On average, families attended 9.47 of the 12 CiC sessions (standard deviation = 4.00); of the 87% who attended ≥1 session, 97% attended ≥6 sessions, 96% attended ≥9 and 50% attended all 12. Access to CiC showed a significant positive effect, both post-intervention and at follow-up, on parenting behaviour (p<0.001 for both), competence (satisfaction and efficacy subscales; all p<0.001) and depressive symptoms (p<0.001 and p=0.02, respectively). Although parental stress showed a significant improvement post-intervention (p<0.001), this was no longer the case at follow-up (p=0.08). No significant effects on child ADHD symptoms were found post-intervention or at follow-up (p>0.05 for both); however, child functional impairment was significantly improved, both at post-intervention and at follow-up (p<0.001 and p=0.001, respectively).

There are limitations in this study which must be taken into account. These included the use of a wait-list control group and the inability to blind treatment status made it unclear whether alternative treatment models would show similar or better outcomes for children with suspected ADHD and their families, or if the effects observed would be found with more objective measures. No records of baseline or concurrent medications were documented, which may impact the results, although it should be noted that use of medication for the treatment of ADHD in Denmark is relatively low (<5%). In addition, the lack of requirement for a diagnosis of ADHD in this study resulted in a wide range of ADHD symptoms, at least half of which were not above the clinical threshold for ADHD. This may have impacted the ability to determine significant changes in ADHD symptoms following CiC intervention.

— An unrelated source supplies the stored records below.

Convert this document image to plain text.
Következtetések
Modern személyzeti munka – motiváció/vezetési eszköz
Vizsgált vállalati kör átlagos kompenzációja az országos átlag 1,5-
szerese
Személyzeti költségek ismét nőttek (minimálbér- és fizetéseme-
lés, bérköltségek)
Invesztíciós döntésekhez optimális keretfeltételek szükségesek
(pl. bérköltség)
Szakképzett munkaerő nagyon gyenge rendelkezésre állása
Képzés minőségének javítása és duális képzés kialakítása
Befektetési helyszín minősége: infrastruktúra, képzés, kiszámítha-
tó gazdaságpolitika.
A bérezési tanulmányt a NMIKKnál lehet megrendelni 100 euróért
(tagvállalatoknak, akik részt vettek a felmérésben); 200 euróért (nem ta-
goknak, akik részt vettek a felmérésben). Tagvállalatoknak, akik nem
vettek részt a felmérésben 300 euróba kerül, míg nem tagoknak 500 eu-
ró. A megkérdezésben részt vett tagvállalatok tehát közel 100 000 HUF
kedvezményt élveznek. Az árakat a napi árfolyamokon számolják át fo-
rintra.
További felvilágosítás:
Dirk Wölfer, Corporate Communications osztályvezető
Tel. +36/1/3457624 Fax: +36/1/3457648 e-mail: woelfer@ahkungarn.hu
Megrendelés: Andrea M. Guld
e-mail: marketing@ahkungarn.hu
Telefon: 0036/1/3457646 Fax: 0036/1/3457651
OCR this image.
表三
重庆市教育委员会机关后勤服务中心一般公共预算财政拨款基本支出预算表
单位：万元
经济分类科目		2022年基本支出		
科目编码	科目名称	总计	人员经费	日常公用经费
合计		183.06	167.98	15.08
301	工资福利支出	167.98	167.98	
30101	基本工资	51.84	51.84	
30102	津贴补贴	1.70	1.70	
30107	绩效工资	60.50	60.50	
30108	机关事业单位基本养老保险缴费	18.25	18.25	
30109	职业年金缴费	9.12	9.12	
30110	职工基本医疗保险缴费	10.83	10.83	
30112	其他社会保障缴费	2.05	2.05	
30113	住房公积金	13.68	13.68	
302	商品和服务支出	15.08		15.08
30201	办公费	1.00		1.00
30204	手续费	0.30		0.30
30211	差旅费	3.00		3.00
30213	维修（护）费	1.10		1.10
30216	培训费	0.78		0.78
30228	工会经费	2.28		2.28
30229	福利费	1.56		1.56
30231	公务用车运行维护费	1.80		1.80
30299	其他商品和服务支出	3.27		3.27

This authors concluded that within the advocacy group setting, the CiC model can effectively provide BPT to families with parental concerns about childhood ADHD. The authors suggested that although children with severe ADHD concerns should be directed to speciality mental health care services, children of families with lower-level concerns about ADHD could initially be directed to community-based CiC.

Read more about behavioural parent training in Denmark to address parents’ concerns about ADHD here


*CiC is a 12-week training programme that was established in 2011 to assist parents in managing children diagnosed with ADHD. It utilises evidence-based BPT and social-learning theory, which have been translated into three core elements: psychoeducation, positive behaviour and tools for managing disruptive behaviour/conflict prevention. Content and language have been simplified to facilitate learning and implementation by people with varying mental health experience
Participants were recruited via the ADHD-foreningen Internet homepage, and local and national newspapers. Potential participants were required to register themselves and one child who met the inclusion criteria online

Chacko A, Scavenius C. Bending the curve: a community-based behavioral parent training model to address ADHD-related concerns in the voluntary sector in Denmark. J Abnorm Child Psychol 2018; 46: 505-517.